You have claims the attacks were faked, the victims being Alawite hostages from Latakia, that were somehow driven through hundreds of miles of contested and government controlled territory to Damascus.  There’s claims that this was some sort of accident involving Saudi supplied chemical weapons, which fails to explain how one incident could effect two separate areas.  Other claims centre around the opposition having sarin, based off reports in Turkey in May, where it was reported Jabhat al-Nusra members were arrested with sarin.  The “sarin” was later reported to be anti-freeze, and only this week some of the members are being prosecuted for trying to make sarin, having only a shopping list of ingredients, rather than actual sarin.  It seems to me, that compared to the evidence of government responsibility for the attacks, the evidence of opposition responsibility seems very poor.

Peter Bouckaert is on the same page:

The various theories claiming to have “evidence” that opposition forces were responsible for the attack lack credibility. This was not an accidental explosion caused by opposition fighters who mishandled chemical weapons, as claimed by some commentators online.
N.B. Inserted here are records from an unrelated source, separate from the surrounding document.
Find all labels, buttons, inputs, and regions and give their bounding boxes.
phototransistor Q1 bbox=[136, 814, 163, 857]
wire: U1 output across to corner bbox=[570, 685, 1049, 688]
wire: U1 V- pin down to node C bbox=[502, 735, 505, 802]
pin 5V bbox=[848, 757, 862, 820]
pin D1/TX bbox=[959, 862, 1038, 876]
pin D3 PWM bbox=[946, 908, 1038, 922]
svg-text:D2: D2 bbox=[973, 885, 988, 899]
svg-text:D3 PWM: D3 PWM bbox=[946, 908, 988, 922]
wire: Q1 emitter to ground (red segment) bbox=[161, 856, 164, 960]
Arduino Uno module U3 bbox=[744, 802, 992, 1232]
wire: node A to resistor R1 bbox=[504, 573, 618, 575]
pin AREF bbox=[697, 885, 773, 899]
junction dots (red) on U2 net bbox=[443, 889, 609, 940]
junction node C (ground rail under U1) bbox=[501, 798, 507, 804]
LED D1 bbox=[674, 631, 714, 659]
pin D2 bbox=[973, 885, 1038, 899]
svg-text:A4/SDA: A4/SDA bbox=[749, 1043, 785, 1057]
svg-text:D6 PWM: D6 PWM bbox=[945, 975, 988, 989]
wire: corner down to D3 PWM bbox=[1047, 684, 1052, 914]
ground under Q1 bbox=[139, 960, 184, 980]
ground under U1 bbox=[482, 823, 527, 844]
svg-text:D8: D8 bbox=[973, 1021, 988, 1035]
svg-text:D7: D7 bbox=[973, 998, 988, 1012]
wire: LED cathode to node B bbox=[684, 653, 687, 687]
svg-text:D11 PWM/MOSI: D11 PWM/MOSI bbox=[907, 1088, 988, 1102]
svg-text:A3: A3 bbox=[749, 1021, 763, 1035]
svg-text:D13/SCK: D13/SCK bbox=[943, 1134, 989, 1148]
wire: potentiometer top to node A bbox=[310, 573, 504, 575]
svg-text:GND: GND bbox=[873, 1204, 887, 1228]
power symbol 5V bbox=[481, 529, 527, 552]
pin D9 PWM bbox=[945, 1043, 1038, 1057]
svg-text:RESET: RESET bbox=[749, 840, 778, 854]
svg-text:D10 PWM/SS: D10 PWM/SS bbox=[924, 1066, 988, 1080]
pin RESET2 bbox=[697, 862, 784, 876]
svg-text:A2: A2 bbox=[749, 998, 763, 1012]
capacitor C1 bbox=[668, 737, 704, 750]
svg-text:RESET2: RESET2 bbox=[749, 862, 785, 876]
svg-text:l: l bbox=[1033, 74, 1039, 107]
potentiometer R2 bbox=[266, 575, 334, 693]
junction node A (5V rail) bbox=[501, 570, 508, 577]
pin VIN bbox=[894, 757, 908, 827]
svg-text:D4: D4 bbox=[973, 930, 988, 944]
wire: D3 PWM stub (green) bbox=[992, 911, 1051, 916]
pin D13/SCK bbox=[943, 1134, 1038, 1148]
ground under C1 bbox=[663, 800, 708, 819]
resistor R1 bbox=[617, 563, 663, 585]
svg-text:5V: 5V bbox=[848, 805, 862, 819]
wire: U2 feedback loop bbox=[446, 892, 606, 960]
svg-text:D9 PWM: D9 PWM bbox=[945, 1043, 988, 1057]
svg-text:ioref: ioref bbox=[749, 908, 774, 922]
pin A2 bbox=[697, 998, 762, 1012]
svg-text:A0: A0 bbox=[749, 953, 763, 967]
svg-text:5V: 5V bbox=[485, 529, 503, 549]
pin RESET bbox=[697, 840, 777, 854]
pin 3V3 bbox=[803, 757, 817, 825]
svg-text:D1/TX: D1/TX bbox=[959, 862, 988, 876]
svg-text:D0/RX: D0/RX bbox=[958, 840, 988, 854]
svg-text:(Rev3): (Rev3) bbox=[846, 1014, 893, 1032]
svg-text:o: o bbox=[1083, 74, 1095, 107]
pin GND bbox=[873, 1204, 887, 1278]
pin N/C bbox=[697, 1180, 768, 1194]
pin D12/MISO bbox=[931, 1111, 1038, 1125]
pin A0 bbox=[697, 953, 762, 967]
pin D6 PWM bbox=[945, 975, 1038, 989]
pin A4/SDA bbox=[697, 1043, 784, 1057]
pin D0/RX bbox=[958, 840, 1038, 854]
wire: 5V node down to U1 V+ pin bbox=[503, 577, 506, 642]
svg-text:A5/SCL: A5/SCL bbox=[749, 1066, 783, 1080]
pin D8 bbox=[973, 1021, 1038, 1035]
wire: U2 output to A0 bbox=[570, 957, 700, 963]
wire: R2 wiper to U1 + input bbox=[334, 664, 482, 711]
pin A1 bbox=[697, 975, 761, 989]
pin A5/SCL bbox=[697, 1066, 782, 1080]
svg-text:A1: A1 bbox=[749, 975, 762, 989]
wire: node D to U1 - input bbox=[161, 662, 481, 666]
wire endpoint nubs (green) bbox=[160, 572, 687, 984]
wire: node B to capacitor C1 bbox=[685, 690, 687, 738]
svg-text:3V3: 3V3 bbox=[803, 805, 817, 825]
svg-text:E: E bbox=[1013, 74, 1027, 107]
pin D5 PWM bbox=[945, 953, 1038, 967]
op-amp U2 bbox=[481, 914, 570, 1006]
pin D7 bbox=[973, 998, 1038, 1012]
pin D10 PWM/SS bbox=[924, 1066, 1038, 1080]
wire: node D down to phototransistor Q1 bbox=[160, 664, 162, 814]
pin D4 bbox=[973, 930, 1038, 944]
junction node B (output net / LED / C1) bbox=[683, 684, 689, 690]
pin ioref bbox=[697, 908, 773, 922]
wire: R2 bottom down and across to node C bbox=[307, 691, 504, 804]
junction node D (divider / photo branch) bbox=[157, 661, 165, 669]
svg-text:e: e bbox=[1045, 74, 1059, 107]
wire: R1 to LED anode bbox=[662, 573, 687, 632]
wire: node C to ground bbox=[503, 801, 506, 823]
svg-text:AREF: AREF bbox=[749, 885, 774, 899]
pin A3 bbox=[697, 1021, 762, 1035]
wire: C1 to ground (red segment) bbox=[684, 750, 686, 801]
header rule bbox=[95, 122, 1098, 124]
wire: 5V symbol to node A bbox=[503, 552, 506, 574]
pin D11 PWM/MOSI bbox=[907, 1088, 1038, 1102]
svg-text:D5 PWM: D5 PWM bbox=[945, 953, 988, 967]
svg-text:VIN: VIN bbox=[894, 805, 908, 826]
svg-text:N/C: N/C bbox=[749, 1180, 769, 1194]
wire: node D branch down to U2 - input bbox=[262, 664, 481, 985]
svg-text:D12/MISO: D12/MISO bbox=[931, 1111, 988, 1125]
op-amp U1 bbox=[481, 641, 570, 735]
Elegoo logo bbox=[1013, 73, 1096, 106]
The attacks took place at two sites 16 kilometres apart, and involved incoming rockets, not on-the-ground explosions. This was not a chemical attack cooked up by opposition forces in some underground kitchen. It was a sophisticated attack involving military-grade Sarin.

C.J. Chivers weighs in:

Put simply, viewed through a common-sense understanding of the limits and conditions of the battlefield, the rebels could not have done this. Claims of rebel culpability are now specious; technically and tactically implausible, they are too outlandish for even a sci-fi script.

Drum adds:

Added to all the other intelligence pointing in the same direction, there’s really no longer any case to be made that this was some kind of false-flag rebel operation. It was a chemical weapons attack mounted by the Assad government.